Expert: Meager food allowances leaving Qatar workers hungry
Too many blue-collar expats are working on construction sites with empty stomachs – a problem that can be solved if employers replaced food allowances with actual meals, an expert on Qatar’s migrant workforce has said.
Rajai Ray Jureidini, a professor of migration, human rights and ethics at the Qatar Faculty of Islamic Studies’ (QFIS) Research Center for Islamic Legislation and Ethics, made the suggestion during a public lecture on migrant labor earlier this week.
He argued that the QR200-QR300 monthly food allowance the average low-income expat receives is barely sufficient, given Qatar’s high cost of living.
Adding to the problem is that many blue-collar workers are under pressure to send money home to support their families and pay off debts, leaving them less money to pay for food.
Also, workers have long shifts as it is, so cooking their own food becomes an added chore that takes away from the time they have to unwind, sleep or socialize, Jureidini said.
Recognizing that some low-income workers are going hungry, several individuals and businesses have offered free food to those in need.
That includes Indian restaurant Zaiqa, whose proprietors spoke to Doha News last year at its former Industrial Area location. Co-owner Shadab Khan said he began offering penniless workers free food after one customer said he couldn’t afford to pay his bill:
“We gave him the meal free of charge.
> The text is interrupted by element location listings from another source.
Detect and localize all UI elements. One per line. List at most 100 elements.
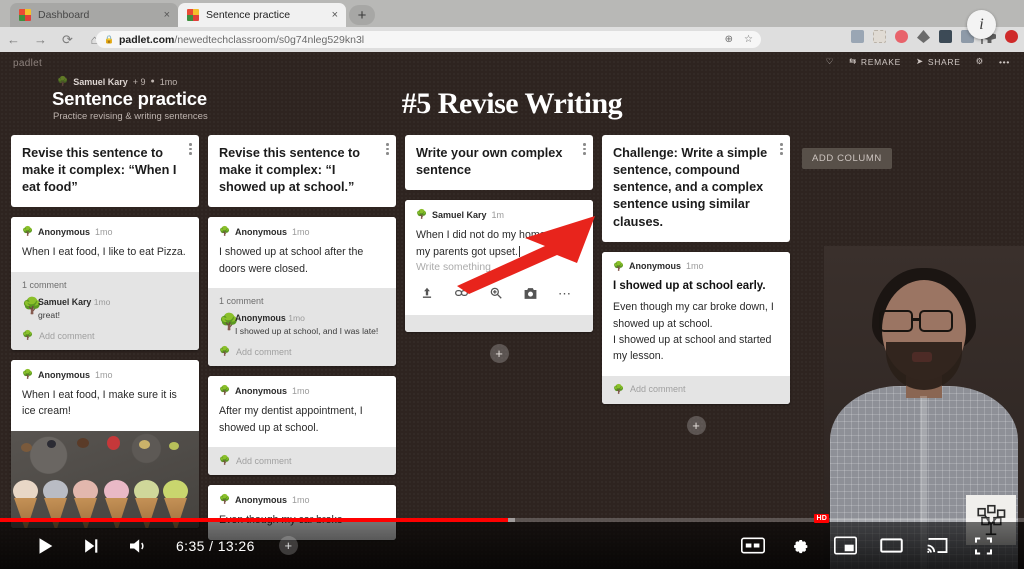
compose-attachment-toolbar: ⋯ (416, 273, 582, 304)
search-icon[interactable] (489, 286, 503, 300)
post-time: 1mo (292, 226, 310, 237)
captions-button[interactable] (730, 523, 776, 569)
column-menu-icon[interactable] (780, 143, 783, 155)
post-card[interactable]: 🌳 Anonymous 1mo When I eat food, I like … (11, 217, 199, 351)
browser-tab-dashboard[interactable]: Dashboard × (10, 3, 178, 27)
theater-mode-icon[interactable] (868, 523, 914, 569)
post-time: 1mo (292, 494, 310, 505)
post-author: Anonymous (629, 261, 682, 272)
more-icon[interactable]: ⋯ (558, 287, 571, 300)
add-comment-button[interactable]: 🌳 Add comment (219, 455, 385, 466)
more-menu-button[interactable]: ••• (999, 57, 1010, 67)
post-text: After my dentist appointment, I showed u… (219, 405, 363, 434)
reload-icon[interactable]: ⟳ (54, 32, 81, 48)
browser-tab-bar: Dashboard × Sentence practice × + (0, 0, 1024, 27)
column-menu-icon[interactable] (189, 143, 192, 155)
extension-icon-target[interactable] (895, 30, 908, 43)
add-comment-label: Add comment (236, 455, 292, 466)
post-time: 1mo (95, 369, 113, 380)
remake-button[interactable]: ⇆ REMAKE (849, 56, 901, 67)
meta-separator: ● (150, 78, 155, 85)
info-bubble: i (967, 10, 996, 39)
compose-subject-input[interactable]: When I did not do my homework, my parent… (416, 227, 582, 260)
post-author-row: 🌳 Anonymous 1mo (22, 369, 188, 380)
post-card[interactable]: 🌳 Anonymous 1mo I showed up at school ea… (602, 251, 790, 404)
padlet-board-toolbar: ♡ ⇆ REMAKE ➤ SHARE ⚙ ••• (826, 56, 1010, 67)
extension-icon-note[interactable] (873, 30, 886, 43)
volume-icon[interactable] (114, 523, 160, 569)
compose-body-input[interactable]: Write something … (416, 260, 582, 273)
url-path: /newedtechclassroom/s0g74nleg529kn3l (174, 33, 365, 46)
avatar-icon: 🌳 (219, 385, 231, 396)
play-icon[interactable] (22, 523, 68, 569)
avatar-icon: 🌳 (22, 369, 34, 380)
post-card[interactable]: 🌳 Anonymous 1mo When I eat food, I make … (11, 360, 199, 528)
comment-item: 🌳 Anonymous 1mo I showed up at school, a… (219, 312, 385, 337)
post-author-row: 🌳 Anonymous 1mo (219, 226, 385, 237)
extension-icon-save[interactable] (851, 30, 864, 43)
post-comments: 1 comment 🌳 Samuel Kary 1mo great! 🌳 Add… (11, 271, 199, 351)
add-comment-button[interactable]: 🌳 Add comment (219, 346, 385, 357)
add-column-button[interactable]: ADD COLUMN (802, 148, 892, 169)
settings-gear-icon[interactable]: HD (776, 513, 829, 569)
add-to-playlist-icon[interactable]: + (278, 536, 298, 555)
star-icon[interactable]: ☆ (744, 34, 753, 45)
extension-icon-leaf[interactable] (917, 30, 930, 43)
column-menu-icon[interactable] (386, 143, 389, 155)
comment-item: 🌳 Samuel Kary 1mo great! (22, 296, 188, 321)
board-column-1: Revise this sentence to make it complex:… (11, 135, 199, 528)
board-time: 1mo (159, 76, 178, 87)
column-heading[interactable]: Challenge: Write a simple sentence, comp… (602, 135, 790, 242)
close-icon[interactable]: × (158, 9, 170, 21)
post-author: Anonymous (235, 226, 288, 237)
compose-footer (405, 315, 593, 333)
add-post-button[interactable]: + (686, 415, 706, 435)
board-author[interactable]: Samuel Kary (73, 77, 128, 87)
avatar-icon: 🌳 (22, 330, 34, 341)
extension-icon-media[interactable] (939, 30, 952, 43)
share-button[interactable]: ➤ SHARE (916, 56, 961, 67)
comment-count: 1 comment (219, 296, 264, 307)
fullscreen-icon[interactable] (960, 523, 1006, 569)
post-comments: 1 comment 🌳 Anonymous 1mo I showed up at… (208, 288, 396, 367)
avatar-icon: 🌳 (219, 226, 231, 237)
column-menu-icon[interactable] (583, 143, 586, 155)
gear-icon[interactable]: ⚙ (976, 56, 984, 67)
heart-icon[interactable]: ♡ (826, 56, 834, 67)
post-author-row: 🌳 Anonymous 1mo (219, 494, 385, 505)
post-card[interactable]: 🌳 Anonymous 1mo I showed up at school af… (208, 217, 396, 367)
post-body: 🌳 Anonymous 1mo I showed up at school af… (208, 217, 396, 289)
upload-icon[interactable] (420, 286, 434, 300)
cast-icon[interactable] (914, 523, 960, 569)
add-post-button[interactable]: + (489, 344, 509, 364)
new-tab-button[interactable]: + (349, 5, 375, 25)
address-bar[interactable]: 🔒 padlet.com /newedtechclassroom/s0g74nl… (96, 31, 761, 48)
comment-author: Anonymous (235, 313, 286, 324)
add-comment-label: Add comment (236, 346, 292, 357)
forward-icon[interactable]: → (27, 32, 54, 47)
close-icon[interactable]: × (326, 9, 338, 21)
camera-icon[interactable] (523, 287, 538, 300)
back-icon[interactable]: ← (0, 32, 27, 47)
add-comment-button[interactable]: 🌳 Add comment (22, 330, 188, 341)
compose-post-card[interactable]: 🌳 Samuel Kary 1m When I did not do my ho… (405, 200, 593, 333)
next-video-icon[interactable] (68, 523, 114, 569)
column-heading-text: Write your own complex sentence (416, 146, 563, 178)
share-icon: ➤ (916, 56, 924, 66)
avatar: 🌳 (57, 76, 69, 86)
miniplayer-icon[interactable] (822, 523, 868, 569)
install-app-icon[interactable]: ⊕ (725, 34, 733, 45)
extension-icon-record[interactable] (1005, 30, 1018, 43)
add-comment-button[interactable]: 🌳 Add comment (613, 384, 779, 395)
browser-tab-sentence-practice[interactable]: Sentence practice × (178, 3, 346, 27)
column-heading[interactable]: Revise this sentence to make it complex:… (208, 135, 396, 208)
post-comments: 🌳 Add comment (208, 447, 396, 476)
board-collaborators[interactable]: + 9 (133, 77, 146, 87)
video-overlay-title: #5 Revise Writing (401, 87, 623, 120)
share-label: SHARE (927, 56, 961, 67)
column-heading[interactable]: Revise this sentence to make it complex:… (11, 135, 199, 208)
post-card[interactable]: 🌳 Anonymous 1mo After my dentist appoint… (208, 376, 396, 476)
column-heading[interactable]: Write your own complex sentence (405, 135, 593, 191)
padlet-logo[interactable]: padlet (13, 58, 42, 69)
link-icon[interactable] (454, 286, 469, 300)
My brother then realized that there are probably more people who are in the same situation – people who don’t have money but are too shy to admit it, and are hungry.”
Some organizations – such as the Supreme Committee for Delivery and Legacy, which is overseeing construction of the stadiums and training facilities for the 2022 World Cup – already cater mid-shift meals for workers on building sites.
Jureidini, who previously worked as a consultant for Qatar Foundation’s migrant workers welfare initiative, suggested such initiatives be expanded.
Smaller companies that can’t afford on-site cafeterias can hire catering companies to deliver meals to labor camps, he added.
“Employers must provide food,” he told the audience at the QFIS building in Education City, adding that the cuisine should be nutritious and “culturally appropriate.”
In a wide-ranging talk, Jureidini also touched on the origins of the kafala sponsorship system in the Gulf and its inherent problems and proposed several reforms.
The system – changes to which are scheduled to come into effect in December – is frequently criticized by human rights advocates for the control it gives sponsors over their employees. Expats need permission to open a bank account, change jobs, leave the country and a host of day-to-day activities.
However, it was initially established as a way to extend care and take responsibility for newcomers in a foreign country, Jureidini said.
But now it’s evolved into a way for Gulf citizens to “control and manage” the large number of foreigners living in their country, he added. In Qatar, expats outnumber nationals by approximately 9:1.
Jureidini argued that restrictions on expats changing sponsors also limits competition between nationals, forcing them to look abroad for labor rather than hiring away expats already working in Qatar.
During his talk, Jureidini repeated several recommendations that labor rights advocates have made over the years.
The most important measure, he said, is to reform the recruitment process so that companies in Qatar, rather than workers themselves, pay fees to overseas agencies.
Jureidini also called for:
- A national minimum wage;
- Extending Qatar’s labor law to include domestic workers; and
- More prosecutions of companies that mistreat employees;
Qataris may have deep-seated concerns about being a minority in their own country, but Jureidini said legislative reforms must still be pushed through:
“Most people know the right thing to do. The rest have to be forced to through the implementation of the law.”